Kitsie saunters over to the bar-cart that has sat untouched by the coat closet for over a decade. She looks down at the decanters of Irish whiskey and drags her finger along the rim of the pewter tray. Brigid watches as she inspects her finger, coated with dust, and pauses, considering. All of a sudden, she is pouring herself a glass.


Brigid starts, “Gran, are you sure-”


“Do me a favor, Brie, will you, and grab that jar on the mantle? Next to the nutcracker.”


Brigid unfurls herself cautiously. She has never seen her grandmother drink. Seamus had been a raging alcoholic before he went through AA, and three of Brigid’s nine aunts and uncles had followed suit. She examines the jar, which is filled with some kind of unidentifiable clear liquid, before handing it to Kitsie, who refuses to meet her gaze.

After wrestling with it momentarily, Kitsie manages to open the jar and pours some of its contents into her lowball. Only now does she look up at Brigid, her eyes bright.


“Holy water.” She takes a generous swig. “For insurance.”


Brigid feels her jaw go slack. Kitsie holds out her glass expectantly.

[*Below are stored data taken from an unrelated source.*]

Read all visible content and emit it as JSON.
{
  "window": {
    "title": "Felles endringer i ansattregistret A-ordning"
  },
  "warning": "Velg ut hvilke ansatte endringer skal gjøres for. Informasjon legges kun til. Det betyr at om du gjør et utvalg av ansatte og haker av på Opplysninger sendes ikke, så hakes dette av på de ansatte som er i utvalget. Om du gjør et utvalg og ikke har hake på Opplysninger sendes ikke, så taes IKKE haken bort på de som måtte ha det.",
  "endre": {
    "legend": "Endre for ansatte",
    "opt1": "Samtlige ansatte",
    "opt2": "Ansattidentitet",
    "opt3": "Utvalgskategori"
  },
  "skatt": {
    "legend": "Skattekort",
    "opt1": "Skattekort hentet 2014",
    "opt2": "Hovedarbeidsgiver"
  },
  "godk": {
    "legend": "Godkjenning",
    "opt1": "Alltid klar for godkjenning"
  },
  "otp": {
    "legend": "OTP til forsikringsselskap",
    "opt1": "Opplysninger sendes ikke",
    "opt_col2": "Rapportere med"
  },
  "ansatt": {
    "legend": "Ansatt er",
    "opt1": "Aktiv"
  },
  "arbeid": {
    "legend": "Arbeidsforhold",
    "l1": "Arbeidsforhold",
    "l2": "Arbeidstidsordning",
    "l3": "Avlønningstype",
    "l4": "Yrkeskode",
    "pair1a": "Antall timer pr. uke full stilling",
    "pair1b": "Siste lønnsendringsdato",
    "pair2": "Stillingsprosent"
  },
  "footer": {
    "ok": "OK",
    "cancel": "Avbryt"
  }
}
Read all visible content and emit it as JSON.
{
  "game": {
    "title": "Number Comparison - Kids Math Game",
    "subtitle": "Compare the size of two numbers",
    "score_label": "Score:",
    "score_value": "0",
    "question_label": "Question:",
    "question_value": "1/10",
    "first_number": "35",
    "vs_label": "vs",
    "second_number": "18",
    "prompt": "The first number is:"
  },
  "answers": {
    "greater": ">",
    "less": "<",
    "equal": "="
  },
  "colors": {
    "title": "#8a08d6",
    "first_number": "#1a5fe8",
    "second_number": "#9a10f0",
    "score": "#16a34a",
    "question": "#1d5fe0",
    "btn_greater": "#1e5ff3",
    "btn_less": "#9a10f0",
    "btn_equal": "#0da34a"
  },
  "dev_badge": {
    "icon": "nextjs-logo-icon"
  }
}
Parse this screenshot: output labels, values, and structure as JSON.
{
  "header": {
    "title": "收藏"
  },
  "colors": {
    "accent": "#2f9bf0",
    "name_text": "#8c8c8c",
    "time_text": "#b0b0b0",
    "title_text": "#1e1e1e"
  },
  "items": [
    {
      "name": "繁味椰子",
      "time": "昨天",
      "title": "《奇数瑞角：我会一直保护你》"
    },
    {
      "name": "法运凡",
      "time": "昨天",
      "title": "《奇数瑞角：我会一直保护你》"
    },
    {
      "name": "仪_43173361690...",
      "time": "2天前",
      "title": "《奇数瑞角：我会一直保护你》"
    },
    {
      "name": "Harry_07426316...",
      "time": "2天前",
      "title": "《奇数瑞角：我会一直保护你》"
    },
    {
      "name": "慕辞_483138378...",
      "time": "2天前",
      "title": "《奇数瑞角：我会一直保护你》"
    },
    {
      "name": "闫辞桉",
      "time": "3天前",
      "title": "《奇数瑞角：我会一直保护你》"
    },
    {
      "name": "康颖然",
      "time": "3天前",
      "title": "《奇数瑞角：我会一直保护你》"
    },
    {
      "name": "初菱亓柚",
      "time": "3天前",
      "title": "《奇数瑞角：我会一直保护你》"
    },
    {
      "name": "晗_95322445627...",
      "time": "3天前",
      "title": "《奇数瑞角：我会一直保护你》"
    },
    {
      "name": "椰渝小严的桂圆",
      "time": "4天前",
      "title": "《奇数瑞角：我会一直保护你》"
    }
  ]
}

Before she even realizes what she’s doing, Brigid clinks her mug against it. The two lock eyes.


“Cheers.”


···


Brigid jolts awake, awash with a cold sweat and ears still ringing with the faint echoes of a keening. She had been dreaming that the banshee had screamed again, this time for Trev. She heaves her grandmother’s quilts off of herself and swings her legs over the side of the bed. The floor is unusually cold.


She grabs a chunky cardigan that Kitsie left on the chest at the foot of her bed and throws it over her shoulders, gingerly stepping out of her room and into the creaking hallway. A moth buzzes against a bare Edison bulb overhead. The floral wallpaper is peeling from the humidity and the walls themselves are laden with family pictures. Kitsie and Seamus and the kids before the first family tennis tournament, all in white, and with parasols; an atypically somber portrait of Kitsie’s mother, Margaret, who was known during her prime for dancing on slick pub tabletops; Kitsie’s father, Captain Mac, aboard his lobster boat, which he would later die going down with; Kitsie on her wedding day, looking unimaginably young.


As Brigid rounds the corner to the kitchen, a gust of wind blows some papers off of the counter. A grocery list and an electricity bill float through the biting air like leaves, landing at her feet. The back door is open and whining almost inaudibly as it sways from its hinges.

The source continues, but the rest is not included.